17 November 2024 - 23rd Sunday “B”
Dan 12:1-3; Heb 10:11...18; Mk 13:24-32
Homily
At the time when the evangelist Mark was composing his Gospel and recounting the words of Jesus that we have just heard, the world was full of conflict, war and oppression. The great powers were waging war against each other, often by proxy, and the oppressors claimed to be acting on a divine mission. The future of entire peoples was sacrificed to the proud ambitions of powers intoxicated by their supremacy. In reality, it was little different from the situation today. Just think of the war in Yemen, which has been going on for years, or what the Palestinians in the Gaza Strip or the people of Ukraine are going through.
It is important to note that Mark's account comprises two very different and complementary paragraphs; and that, if we take them as a whole, his message to us is one of hope. Only a superficial or fundamentalist reading could see it as an announcement of ‘the end of the world’.
The Evangelist Mark uses the symbolic language of the prophetic tradition of the Old Testament (Jeremiah 8:2; Ezekiel 8:16, for example), in which the sun and moon represented pagan divinities. The stars and celestial powers represented the leaders of the nations who claimed to be gods in order to oppress the peoples and who themselves were considered to be gods. Several texts by the great prophets (Isaiah, Jeremiah, Ezekiel) described the fall of these empires as a cosmic catastrophe. Jesus uses the same poetic and imaginative language in today's Gospel.

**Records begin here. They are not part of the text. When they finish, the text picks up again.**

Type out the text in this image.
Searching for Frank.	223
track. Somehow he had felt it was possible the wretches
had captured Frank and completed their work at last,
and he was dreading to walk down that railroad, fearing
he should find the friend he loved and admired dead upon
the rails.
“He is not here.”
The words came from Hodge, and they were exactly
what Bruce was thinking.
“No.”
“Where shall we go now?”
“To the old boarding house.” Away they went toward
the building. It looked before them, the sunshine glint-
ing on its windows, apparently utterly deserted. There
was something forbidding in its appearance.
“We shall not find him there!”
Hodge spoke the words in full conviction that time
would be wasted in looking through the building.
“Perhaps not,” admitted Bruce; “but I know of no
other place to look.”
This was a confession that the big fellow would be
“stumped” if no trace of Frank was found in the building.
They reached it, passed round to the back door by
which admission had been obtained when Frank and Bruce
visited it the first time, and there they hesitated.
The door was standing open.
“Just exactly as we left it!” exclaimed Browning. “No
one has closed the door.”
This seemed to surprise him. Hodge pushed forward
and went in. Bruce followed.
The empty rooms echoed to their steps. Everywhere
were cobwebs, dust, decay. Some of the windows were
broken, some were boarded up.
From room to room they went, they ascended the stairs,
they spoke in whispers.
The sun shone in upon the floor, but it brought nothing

The way in which Mark reported these words of Jesus several years later encouraged the first Christians to continue to fight faithfully in the world of misfortune in which they found themselves. The message was that all these so-called ‘powers’ would eventually fall. Only the kingdom of love and brotherhood established by the Son of Man will last forever. We are all familiar with the ambiguity - intentional - of the expression ‘Son of Man’, which designates first of all the human being as a whole and then, in a particular way, the Son of Man par excellence, that is, the Son of God made man. The statement that the ‘Son of Man’ will appear in his glory is the announcement of the victory of thehuman (fully realised in Jesus of Nazareth) overinhumanity. This ‘Son of Man’ par excellence has already come, but he was killed. Now he is coming back through all his disciples who, like Him and in His name, carry His message to the four corners of the world. Many of His disciples have suffered or will suffer the same fate as He did. They are His witnesses (His "martyrs"). That is the message of this text.

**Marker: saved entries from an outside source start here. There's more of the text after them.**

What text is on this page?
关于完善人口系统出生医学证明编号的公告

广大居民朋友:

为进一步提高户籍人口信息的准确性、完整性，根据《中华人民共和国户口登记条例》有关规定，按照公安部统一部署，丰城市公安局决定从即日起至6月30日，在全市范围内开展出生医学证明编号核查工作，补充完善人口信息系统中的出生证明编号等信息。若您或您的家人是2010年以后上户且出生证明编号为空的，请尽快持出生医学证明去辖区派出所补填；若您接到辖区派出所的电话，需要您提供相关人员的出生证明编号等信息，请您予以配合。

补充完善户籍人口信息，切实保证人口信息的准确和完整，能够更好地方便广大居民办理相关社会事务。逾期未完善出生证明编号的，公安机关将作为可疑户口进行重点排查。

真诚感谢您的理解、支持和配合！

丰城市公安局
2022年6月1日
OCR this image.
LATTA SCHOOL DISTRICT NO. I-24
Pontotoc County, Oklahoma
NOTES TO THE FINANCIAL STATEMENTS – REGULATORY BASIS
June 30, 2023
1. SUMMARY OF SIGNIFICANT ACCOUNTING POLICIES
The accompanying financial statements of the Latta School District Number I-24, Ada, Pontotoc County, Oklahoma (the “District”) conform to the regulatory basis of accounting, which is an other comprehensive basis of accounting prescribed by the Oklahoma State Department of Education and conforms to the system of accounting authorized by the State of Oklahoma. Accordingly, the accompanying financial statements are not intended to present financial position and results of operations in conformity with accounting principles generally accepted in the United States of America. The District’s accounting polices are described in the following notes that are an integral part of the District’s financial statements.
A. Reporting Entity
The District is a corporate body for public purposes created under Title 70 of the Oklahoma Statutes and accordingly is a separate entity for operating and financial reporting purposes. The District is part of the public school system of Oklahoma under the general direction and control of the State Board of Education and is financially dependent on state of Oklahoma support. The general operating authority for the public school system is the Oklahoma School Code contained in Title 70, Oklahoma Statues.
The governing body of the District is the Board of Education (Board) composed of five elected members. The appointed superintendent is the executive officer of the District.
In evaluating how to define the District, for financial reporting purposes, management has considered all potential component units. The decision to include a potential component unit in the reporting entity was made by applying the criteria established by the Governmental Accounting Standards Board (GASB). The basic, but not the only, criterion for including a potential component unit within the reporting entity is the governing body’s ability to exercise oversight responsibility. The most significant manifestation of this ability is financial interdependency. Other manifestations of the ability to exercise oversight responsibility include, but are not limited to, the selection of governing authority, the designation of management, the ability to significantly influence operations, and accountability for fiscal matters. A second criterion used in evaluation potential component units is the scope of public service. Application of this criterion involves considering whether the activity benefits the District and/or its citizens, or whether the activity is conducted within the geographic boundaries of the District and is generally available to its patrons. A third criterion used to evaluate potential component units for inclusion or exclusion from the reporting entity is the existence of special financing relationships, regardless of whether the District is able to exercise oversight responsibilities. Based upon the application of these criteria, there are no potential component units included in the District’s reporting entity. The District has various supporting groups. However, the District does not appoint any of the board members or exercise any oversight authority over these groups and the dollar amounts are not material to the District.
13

Because His message has reached every corner of the earth, the Son of Man sends His messengers to gather the elect from the four corners of the world. He alone can bring about a ‘globalisation’ that is not the hegemony of the strong over the weak, for the weak and the little ones are His privileged ones.

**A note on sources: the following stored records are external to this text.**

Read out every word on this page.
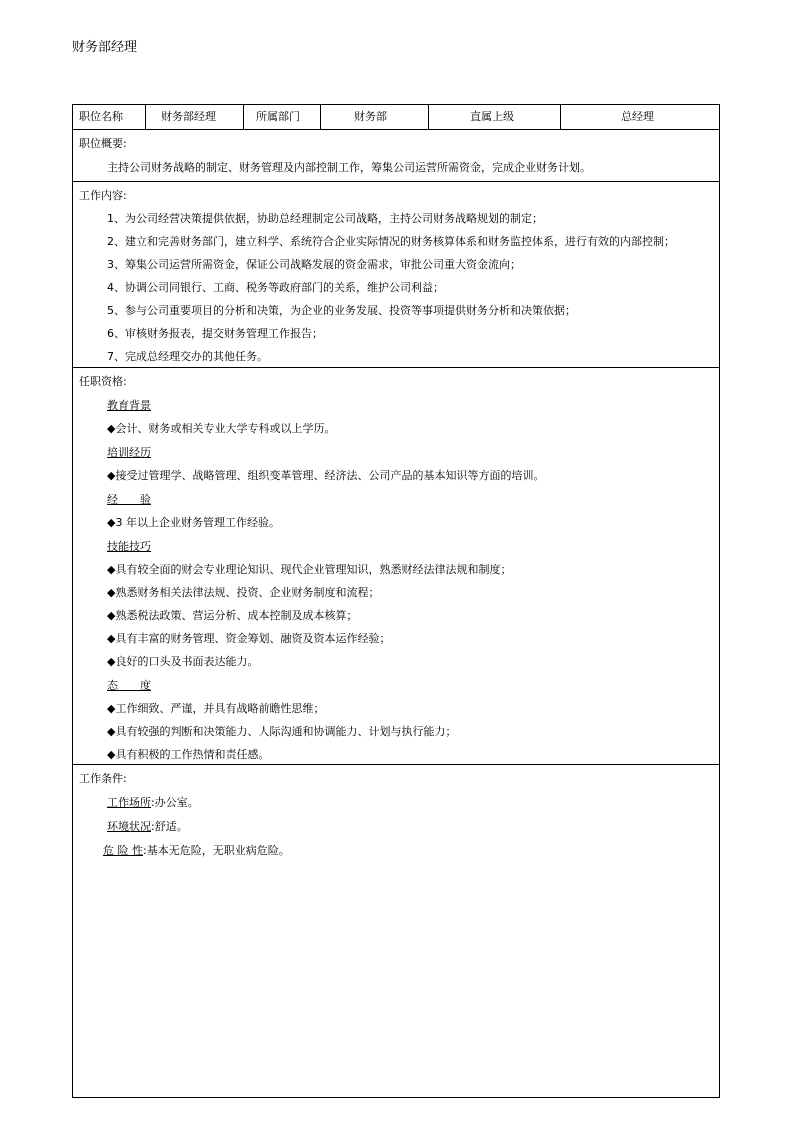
财务部经理
职位名称	财务部经理	所属部门	财务部	直属上级	总经理
职位概要:
主持公司财务战略的制定、财务管理及内部控制工作，筹集公司运营所需资金，完成企业财务计划。
工作内容:
1、为公司经营决策提供依据，协助总经理制定公司战略，主持公司财务战略规划的制定；
2、建立和完善财务部门，建立科学、系统符合企业实际情况的财务核算体系和财务监控体系，进行有效的内部控制；
3、筹集公司运营所需资金，保证公司战略发展的资金需求，审批公司重大资金流向；
4、协调公司同银行、工商、税务等政府部门的关系，维护公司利益；
5、参与公司重要项目的分析和决策，为企业的业务发展、投资等事项提供财务分析和决策依据；
6、审核财务报表，提交财务管理工作报告；
7、完成总经理交办的其他任务。
任职资格:
教育背景
◆会计、财务或相关专业大学专科或以上学历。
培训经历
◆接受过管理学、战略管理、组织变革管理、经济法、公司产品的基本知识等方面的培训。
经　　验
◆3 年以上企业财务管理工作经验。
技能技巧
◆具有较全面的财会专业理论知识、现代企业管理知识，熟悉财经法律法规和制度；
◆熟悉财务相关法律法规、投资、企业财务制度和流程；
◆熟悉税法政策、营运分析、成本控制及成本核算；
◆具有丰富的财务管理、资金筹划、融资及资本运作经验；
◆良好的口头及书面表达能力。
态　　度
◆工作细致、严谨，并具有战略前瞻性思维；
◆具有较强的判断和决策能力、人际沟通和协调能力、计划与执行能力；
◆具有积极的工作热情和责任感。
工作条件:
工作场所:办公室。
环境状况:舒适。
危 险 性:基本无危险，无职业病危险。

If the first part of this Gospel story speaks of the fall of the potentates and the end of a world of oppression (and not of the end of the world), the second part, filled with the freshness of new life, describes the new world - the one that Jesus began to create and that He has given us the responsibility of completing here on earth. This text describes this new world in the delicate image of a fig tree whose branches become tender in spring and whose leaves begin to come out.
The generation of Jesus was that of Israel's second exodus. Like those of the first exodus, they were still waiting for a Messiah who would finally give them supremacy over all the pagan peoples. Jesus tells them that ‘before this generation is over’, all these false hopes will be destroyed forever by the capture of Jerusalem and the destruction of the temple. The same thing will happen sooner or later to all the oppressive powers over the centuries, at an hour known only to God.
The message of this Gospel is full of hope. It also contains a mission. Our mission as Christians is to hasten the full advent of the Son of Man, the full humanisation of society, by living the Gospel. Then, breaking down all the separations that we have established between ourselves and that give rise to ‘our wars’, the ‘Son of Man’ will gather together the chosen ones ‘from the four corners of the earth, from the ends of the earth to the ends of heaven’. It would then be quite wrong to speak of ‘the end of the world’, because, insofar as this world will be a world of love, it will never end. -- would God want to destroy what He Himself created out of love? - The only fear we should have is that of not loving enough.